Blogger Lone Star Ma said...

I like the points that you can't control when God will show up, and that when God does, you have to do something about it.

9/01/2010 7:03 AM  
Anonymous Amy said...

Finding God in real food and real people is the best part of the article which moved me. Good work.

9/01/2010 2:57 PM  
Blogger Robin M. said...

Thanks - those were some of my favorite parts too!

9/01/2010 10:21 PM  
Anonymous Katherine said...

I always learn from your blog. thank you.

Just as a quick sub-sub note, Julia Roberts has been a Hindu for a number of years, but doing the movie enabled her to express herself a bit in public on the subject. I only mention this becaise even the hint of someone converting to a faith system based on acting in a film about faith gives me the willies. Too much like a film script, iyswim...

I do love this blog, though, and will check the books out from our library, even if they have to order them from elsewhere. Thank you!

9/07/2010 7:58 AM  
Blogger Robin M. said...

Hi Katherine,
Thanks for the clarification about Julia Roberts. That wasn't the impression I got from the trashy magazine where I read the information, but I believe you.

The books are well worth the investment in inter-library loan.

9/09/2010 1:10 AM  
Blogger forrest said...

I really loved Take This Bread but my library hasn't ordered her next one; I should give them a push because I want it!
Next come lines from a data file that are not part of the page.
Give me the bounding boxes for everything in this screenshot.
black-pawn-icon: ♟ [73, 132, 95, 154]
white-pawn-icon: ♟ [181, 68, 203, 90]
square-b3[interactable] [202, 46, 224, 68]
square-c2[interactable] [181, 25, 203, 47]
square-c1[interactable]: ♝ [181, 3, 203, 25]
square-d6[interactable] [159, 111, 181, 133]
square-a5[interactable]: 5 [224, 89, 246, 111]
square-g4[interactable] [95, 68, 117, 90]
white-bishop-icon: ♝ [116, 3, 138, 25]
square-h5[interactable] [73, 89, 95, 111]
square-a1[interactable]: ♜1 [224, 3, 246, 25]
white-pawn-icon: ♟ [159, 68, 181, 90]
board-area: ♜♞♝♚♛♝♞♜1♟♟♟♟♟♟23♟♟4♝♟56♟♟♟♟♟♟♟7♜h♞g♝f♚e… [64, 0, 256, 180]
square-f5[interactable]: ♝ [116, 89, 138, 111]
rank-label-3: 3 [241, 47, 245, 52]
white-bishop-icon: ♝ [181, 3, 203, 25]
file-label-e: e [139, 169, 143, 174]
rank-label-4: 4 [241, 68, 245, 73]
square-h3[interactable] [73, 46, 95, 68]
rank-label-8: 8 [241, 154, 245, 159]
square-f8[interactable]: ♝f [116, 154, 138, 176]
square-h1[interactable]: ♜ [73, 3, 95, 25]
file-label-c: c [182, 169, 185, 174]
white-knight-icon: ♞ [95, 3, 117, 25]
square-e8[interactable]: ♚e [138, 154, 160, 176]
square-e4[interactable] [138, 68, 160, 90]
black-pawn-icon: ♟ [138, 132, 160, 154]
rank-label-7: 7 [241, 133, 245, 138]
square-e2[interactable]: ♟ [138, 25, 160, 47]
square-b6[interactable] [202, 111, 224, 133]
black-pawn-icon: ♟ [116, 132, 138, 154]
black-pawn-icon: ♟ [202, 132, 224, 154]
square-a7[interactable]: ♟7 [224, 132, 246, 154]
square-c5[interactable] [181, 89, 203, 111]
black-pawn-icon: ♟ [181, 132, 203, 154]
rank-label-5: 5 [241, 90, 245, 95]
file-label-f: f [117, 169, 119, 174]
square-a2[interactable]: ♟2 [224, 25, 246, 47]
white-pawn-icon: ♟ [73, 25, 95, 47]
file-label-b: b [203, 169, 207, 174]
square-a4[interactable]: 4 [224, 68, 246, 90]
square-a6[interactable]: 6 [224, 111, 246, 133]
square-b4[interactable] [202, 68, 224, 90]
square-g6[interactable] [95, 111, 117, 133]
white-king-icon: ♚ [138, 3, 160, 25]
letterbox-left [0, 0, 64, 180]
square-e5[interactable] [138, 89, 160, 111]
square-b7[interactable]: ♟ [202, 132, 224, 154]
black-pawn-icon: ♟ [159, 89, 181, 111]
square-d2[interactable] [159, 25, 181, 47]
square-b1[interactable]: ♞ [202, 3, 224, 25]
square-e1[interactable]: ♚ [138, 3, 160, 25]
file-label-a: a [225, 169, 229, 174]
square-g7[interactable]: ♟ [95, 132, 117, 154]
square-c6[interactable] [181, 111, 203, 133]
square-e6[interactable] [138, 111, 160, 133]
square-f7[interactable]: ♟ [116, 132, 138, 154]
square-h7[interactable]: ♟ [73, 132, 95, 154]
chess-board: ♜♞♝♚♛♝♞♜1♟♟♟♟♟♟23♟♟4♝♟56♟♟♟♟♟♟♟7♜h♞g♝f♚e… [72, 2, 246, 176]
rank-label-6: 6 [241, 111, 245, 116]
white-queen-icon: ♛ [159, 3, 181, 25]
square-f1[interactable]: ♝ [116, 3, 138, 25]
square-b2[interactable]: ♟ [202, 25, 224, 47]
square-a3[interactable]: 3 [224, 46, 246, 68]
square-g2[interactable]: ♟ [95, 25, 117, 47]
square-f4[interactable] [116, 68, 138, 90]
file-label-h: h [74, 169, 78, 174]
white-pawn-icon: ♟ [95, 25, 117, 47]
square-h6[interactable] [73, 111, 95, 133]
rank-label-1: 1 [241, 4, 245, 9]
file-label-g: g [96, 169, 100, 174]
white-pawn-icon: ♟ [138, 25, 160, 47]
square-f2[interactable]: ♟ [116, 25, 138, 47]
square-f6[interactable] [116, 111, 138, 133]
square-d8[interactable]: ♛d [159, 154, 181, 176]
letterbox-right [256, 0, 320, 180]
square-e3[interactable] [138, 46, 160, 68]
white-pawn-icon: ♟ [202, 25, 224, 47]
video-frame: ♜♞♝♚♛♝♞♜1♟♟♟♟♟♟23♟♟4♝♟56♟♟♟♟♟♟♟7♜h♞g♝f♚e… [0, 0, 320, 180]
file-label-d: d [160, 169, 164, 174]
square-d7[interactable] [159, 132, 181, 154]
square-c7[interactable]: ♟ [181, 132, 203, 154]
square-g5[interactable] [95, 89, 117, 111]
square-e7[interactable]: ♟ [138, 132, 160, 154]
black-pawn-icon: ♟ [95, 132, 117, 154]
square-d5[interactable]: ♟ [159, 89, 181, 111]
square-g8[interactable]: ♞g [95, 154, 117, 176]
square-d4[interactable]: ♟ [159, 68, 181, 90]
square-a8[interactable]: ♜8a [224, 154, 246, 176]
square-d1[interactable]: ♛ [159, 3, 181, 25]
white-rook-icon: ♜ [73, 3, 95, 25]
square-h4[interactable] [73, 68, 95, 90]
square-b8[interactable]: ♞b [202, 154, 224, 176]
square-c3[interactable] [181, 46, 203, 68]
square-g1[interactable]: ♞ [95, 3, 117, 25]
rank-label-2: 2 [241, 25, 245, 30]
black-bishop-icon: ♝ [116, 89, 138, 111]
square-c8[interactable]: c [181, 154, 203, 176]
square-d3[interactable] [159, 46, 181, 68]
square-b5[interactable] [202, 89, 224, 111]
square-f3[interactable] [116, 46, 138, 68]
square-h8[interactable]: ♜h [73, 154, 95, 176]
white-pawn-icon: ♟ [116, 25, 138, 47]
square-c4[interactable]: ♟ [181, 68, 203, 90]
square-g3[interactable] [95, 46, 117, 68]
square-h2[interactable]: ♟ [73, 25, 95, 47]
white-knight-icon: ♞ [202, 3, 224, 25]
I think I've been in trouble over "1) you can’t control where God will show up, and 2) when you truly encounter God, you have to do something about it," mainly because I haven't found the right questions about "What & how?"-- because "waiting for a committee to authorize our work" is a big bugaboo hereabouts. Waiting doesn't do it because they don't have the vision and won't get it unless someone shows them, and meanwhile I just keep wondering painfully: "What's everyone so afraid of?"-- and getting all the frustrated twitches of someone who's been letting his light get buried and suffering the consequences.

Probably there's a way to do it via "Quaker Process" but like the law, it all too easily gets put in the way by frightened people.

[I'm really glad I found this; there's a lot on quakerquaker one really needs to look for!]

9/17/2010 5:02 PM  
Anonymous Anonymous said...

Well i like how you mentioned that you can't control when God will show up. Anyway, the reason I read your blog is because i have to do a paper on this book for my college English class. I have to describe the themes, and I honestly can't get past the spiritual themes. So please Help! Thanks :)

9/27/2011 11:48 PM  
Blogger Robin M. said...

Dear Anonymous, I'd look at the role of food in different cultures, the forms of heartbreak, forgiveness and community that Gilbert encounters, and whether it is too self-involved to have any relevance to people who didn't get a huge advance check to help them get over a bad divorce. Good luck with your paper!

9/28/2011 8:56 AM  
Anonymous Anonymous said...

Robin,
Thank you so much this helped me tremendously!